The annual documentary festival by the Public Service Broadcasting Trust, Open Frame, will be held in Delhi’s India International centre between September 13-19. The first three days of the festival will focus on workshops such as cinema in the time of mobile phones, hosted by cinematographer Ranjan Palit. A total of 21 documentary films will be screened at the festival. Barring one, Raoul Peck’s I Am Not Your Negro (2016), all are Indian.

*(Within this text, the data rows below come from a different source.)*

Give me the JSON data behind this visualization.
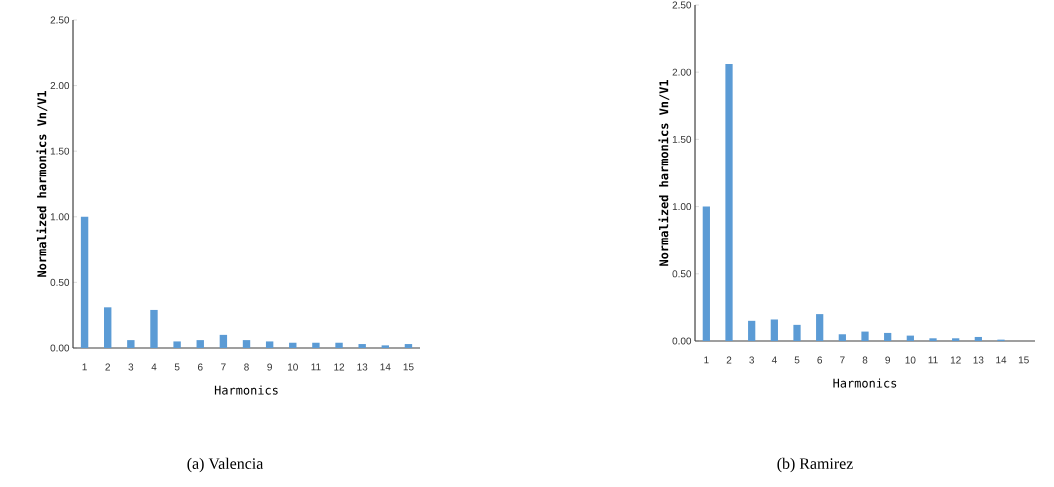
{
  "chart_data": [
    {
      "type": "bar",
      "categories": [
        "1",
        "2",
        "3",
        "4",
        "5",
        "6",
        "7",
        "8",
        "9",
        "10",
        "11",
        "12",
        "13",
        "14",
        "15"
      ],
      "values": [
        1.0,
        0.31,
        0.06,
        0.29,
        0.05,
        0.06,
        0.1,
        0.06,
        0.05,
        0.04,
        0.04,
        0.04,
        0.03,
        0.02,
        0.03
      ],
      "color": "#5b9bd5",
      "ylim": [
        0,
        2.5
      ],
      "yticks": [
        {
          "value": 0,
          "label": "0.00"
        },
        {
          "value": 0.5,
          "label": "0.50"
        },
        {
          "value": 1.0,
          "label": "1.00"
        },
        {
          "value": 1.5,
          "label": "1.50"
        },
        {
          "value": 2.0,
          "label": "2.00"
        },
        {
          "value": 2.5,
          "label": "2.50"
        }
      ],
      "xlabel": "Harmonics",
      "ylabel": "Normalized harmonics Vn/V1",
      "annotations": [
        "(a) Valencia"
      ]
    },
    {
      "type": "bar",
      "categories": [
        "1",
        "2",
        "3",
        "4",
        "5",
        "6",
        "7",
        "8",
        "9",
        "10",
        "11",
        "12",
        "13",
        "14",
        "15"
      ],
      "values": [
        1.0,
        2.06,
        0.15,
        0.16,
        0.12,
        0.2,
        0.05,
        0.07,
        0.06,
        0.04,
        0.02,
        0.02,
        0.03,
        0.01,
        0.0
      ],
      "color": "#5b9bd5",
      "ylim": [
        0,
        2.5
      ],
      "yticks": [
        {
          "value": 0,
          "label": "0.00"
        },
        {
          "value": 0.5,
          "label": "0.50"
        },
        {
          "value": 1.0,
          "label": "1.00"
        },
        {
          "value": 1.5,
          "label": "1.50"
        },
        {
          "value": 2.0,
          "label": "2.00"
        },
        {
          "value": 2.5,
          "label": "2.50"
        }
      ],
      "xlabel": "Harmonics",
      "ylabel": "Normalized harmonics Vn/V1",
      "annotations": [
        "(b) Ramirez"
      ]
    }
  ]
}
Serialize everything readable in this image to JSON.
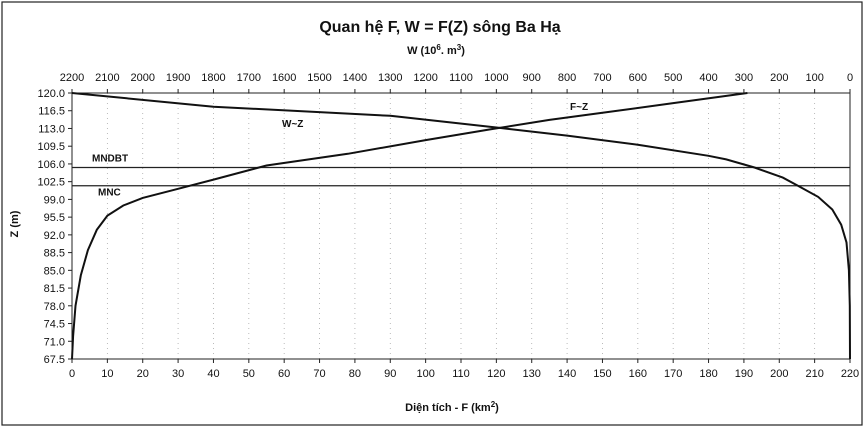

Film screenings begin on September 17 and the first day will feature six documentaries. Juhi Bhatt’s Veil Done, which documents three women’s journey to the gym in Delhi’s Nizammudin basti, opens the festival. It will be followed by Bina Paul’s The Sound of Silence, which takes of from the Samaagathi Report on extreme gender discrimination on Kerala College Campuses and includes conversations with women about related topics. Amit Mahanti’s Scratches on Stone looks at the Nagaland’s recent history through the old photographs of long time residents. Gouri Patwardhan’s In A Shadowless Town examines how heritage walks are interacting with the Pune’s history, with a focus on the history of Dalit leaders. Iram Ghufran’s Bulbule is a meditation on drug abuse and alongside I Am Not Your Negro close the opening day.
The second day opener, Mera Dewan’s Dhun Mein Dhyan: Meditations in Music in Guru Granth Sahib explores the 500-year-history of holy book of Sikhs. Kavita Bahl and Nandan Saxena’s Krishna’s Waiting Room which is about the widows in Vrindavan who are awaiting death. Anandana Kapur’s Jasoosni Look Who’s Watching You is perfectly in line with modern day culture’s obsession with surveillance and focuses on India’s first female detective. Mamta Singh’s Women of Varanasi looks at the women occupying invisible spaces in the holy city. Anirban Datta’s Kalikshetra is a personal view of Kolkata’s fading history, which is followed by Kamal Swaroop’s take on the art of Atul Dodhiya, Atul. The day ends with Aparna Sanyal’s Shovana on the life and times of the classical dancer and Padmashri award-winner Shovana Narayan.
Multiple national award-winner Arvind Sinha’s Umzey Chhen-Mo documents the life of Grammy Award-nominated Lama Tashi who is renowned for his deep voice and Tibetan Buddhist chanting. Ranjan Palit’s D’Cruz and Me explores both the reel and real life of the maverick character from Tollywood’s films and his alcoholism in his time away from the arclights.
Pankaj Butalia’s Mash Up goes to Delhi’s Nizamuddin locality and focuses on two boys’ attempt to break away from their lives and make it big through their music. Prasanna Ramaswamy Sing Along Dance Across examines the shadow puppet industry. Shilpi Gulati and Jainendra Kumar Dost’s Naach Launda Naach focuses on the eponymous dance group from Bihar and has an insight into the man called the Shakespeare of Bhojpuri.
The festival concludes with Uma Chakravarti’s Ek Inquilab Aur Aaya: Lucknow 1920-1940, is set in Firanghi Mahal, an institute for rational Islamic scholarship, and explores the role of women through attempt to express themselves in a time of dramatic change.